Refugee accounts of the latest spasm of violence in Rakhine have typically described shootings by soldiers and arson attacks on villages. But there are at least several cases that point to anti-personnel land mines or other explosives as the cause of injuries on the border with Bangladesh, where 300,000 Rohingya have fled in the past two weeks.

AP reporters on the Bangladesh side of the border on Monday saw an elderly woman with devastating leg wounds: one leg with the calf apparently blown off and the other also badly injured. Relatives said she had stepped on a land mine.

Myanmar has one of the few militaries, along with North Korea and Syria, that has openly used anti-personnel land mines in recent years, according to Amnesty. An international treaty in 1997 outlawed the use of the weapons.

Lt. Col S.M. Ariful Islam, commanding officer of the Bangladesh border guard in Teknaf, said on Friday he was aware of at least three Rohingya injured in explosions.
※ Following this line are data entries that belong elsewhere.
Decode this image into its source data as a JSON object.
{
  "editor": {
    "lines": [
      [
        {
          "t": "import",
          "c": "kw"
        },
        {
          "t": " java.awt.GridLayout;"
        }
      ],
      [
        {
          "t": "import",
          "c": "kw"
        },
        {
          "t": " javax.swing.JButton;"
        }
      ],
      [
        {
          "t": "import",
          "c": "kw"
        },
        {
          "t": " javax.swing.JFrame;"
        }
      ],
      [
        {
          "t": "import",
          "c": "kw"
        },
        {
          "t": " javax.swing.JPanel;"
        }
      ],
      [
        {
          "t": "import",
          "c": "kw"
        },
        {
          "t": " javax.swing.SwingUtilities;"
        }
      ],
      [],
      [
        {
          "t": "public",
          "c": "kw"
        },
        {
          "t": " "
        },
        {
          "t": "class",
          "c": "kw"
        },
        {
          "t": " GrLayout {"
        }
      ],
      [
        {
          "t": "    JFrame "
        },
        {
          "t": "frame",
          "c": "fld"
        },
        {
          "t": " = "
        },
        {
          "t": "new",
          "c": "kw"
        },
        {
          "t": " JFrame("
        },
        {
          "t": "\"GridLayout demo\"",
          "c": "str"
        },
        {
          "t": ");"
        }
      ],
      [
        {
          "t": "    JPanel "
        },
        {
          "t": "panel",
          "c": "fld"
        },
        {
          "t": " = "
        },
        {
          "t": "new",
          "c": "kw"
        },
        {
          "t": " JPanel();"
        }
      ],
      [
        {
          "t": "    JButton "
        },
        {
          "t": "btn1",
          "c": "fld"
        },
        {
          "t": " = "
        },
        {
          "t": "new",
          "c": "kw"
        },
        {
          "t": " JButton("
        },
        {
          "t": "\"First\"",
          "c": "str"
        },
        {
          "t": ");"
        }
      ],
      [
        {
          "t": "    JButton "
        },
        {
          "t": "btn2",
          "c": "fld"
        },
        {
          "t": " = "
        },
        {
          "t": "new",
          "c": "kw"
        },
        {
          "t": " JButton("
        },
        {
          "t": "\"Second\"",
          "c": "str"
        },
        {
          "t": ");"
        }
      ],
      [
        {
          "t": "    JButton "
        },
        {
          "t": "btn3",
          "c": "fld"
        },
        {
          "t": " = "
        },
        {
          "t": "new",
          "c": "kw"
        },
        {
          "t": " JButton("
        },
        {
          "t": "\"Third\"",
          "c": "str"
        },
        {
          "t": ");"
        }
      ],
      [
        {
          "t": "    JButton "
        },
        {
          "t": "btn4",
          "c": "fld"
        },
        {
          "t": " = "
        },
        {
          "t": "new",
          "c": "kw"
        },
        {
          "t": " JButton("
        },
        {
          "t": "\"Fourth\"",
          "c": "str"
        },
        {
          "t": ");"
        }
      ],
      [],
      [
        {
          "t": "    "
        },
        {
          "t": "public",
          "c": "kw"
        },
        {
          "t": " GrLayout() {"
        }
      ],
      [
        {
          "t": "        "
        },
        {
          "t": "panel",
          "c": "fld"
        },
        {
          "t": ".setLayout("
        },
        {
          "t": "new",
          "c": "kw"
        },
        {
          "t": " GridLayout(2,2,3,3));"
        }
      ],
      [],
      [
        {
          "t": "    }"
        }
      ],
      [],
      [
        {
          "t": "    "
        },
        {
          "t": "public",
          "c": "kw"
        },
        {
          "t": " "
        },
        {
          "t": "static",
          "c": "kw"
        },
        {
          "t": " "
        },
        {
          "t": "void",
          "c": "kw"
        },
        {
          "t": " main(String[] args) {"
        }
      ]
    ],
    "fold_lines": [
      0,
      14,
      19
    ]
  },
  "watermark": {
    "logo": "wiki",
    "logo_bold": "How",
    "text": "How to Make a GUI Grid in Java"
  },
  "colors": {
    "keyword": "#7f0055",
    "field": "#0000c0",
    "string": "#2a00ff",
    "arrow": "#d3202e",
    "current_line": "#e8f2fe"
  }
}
bangladesh-myanmar-attacks.jpg

Rohingya refugees collect water on Saturday from a tube well that was installed a few days ago at new refugee camp at Cox's Bazar Ukhia area in Bangladesh. (Bernat Armangue/Associated Press)

Bangladeshi officials and Amnesty researchers believe new explosives have been recently planted, including one that the rights group said blew off a Bangladeshi farmer's leg and another that wounded a Rohingya man. Both incidents occurred Sunday. It said at least three people including two children were injured in the past week.

"It may not be land mines, but I know there have been isolated cases of Myanmar soldiers planting explosives three to four days ago," Ariful said Friday.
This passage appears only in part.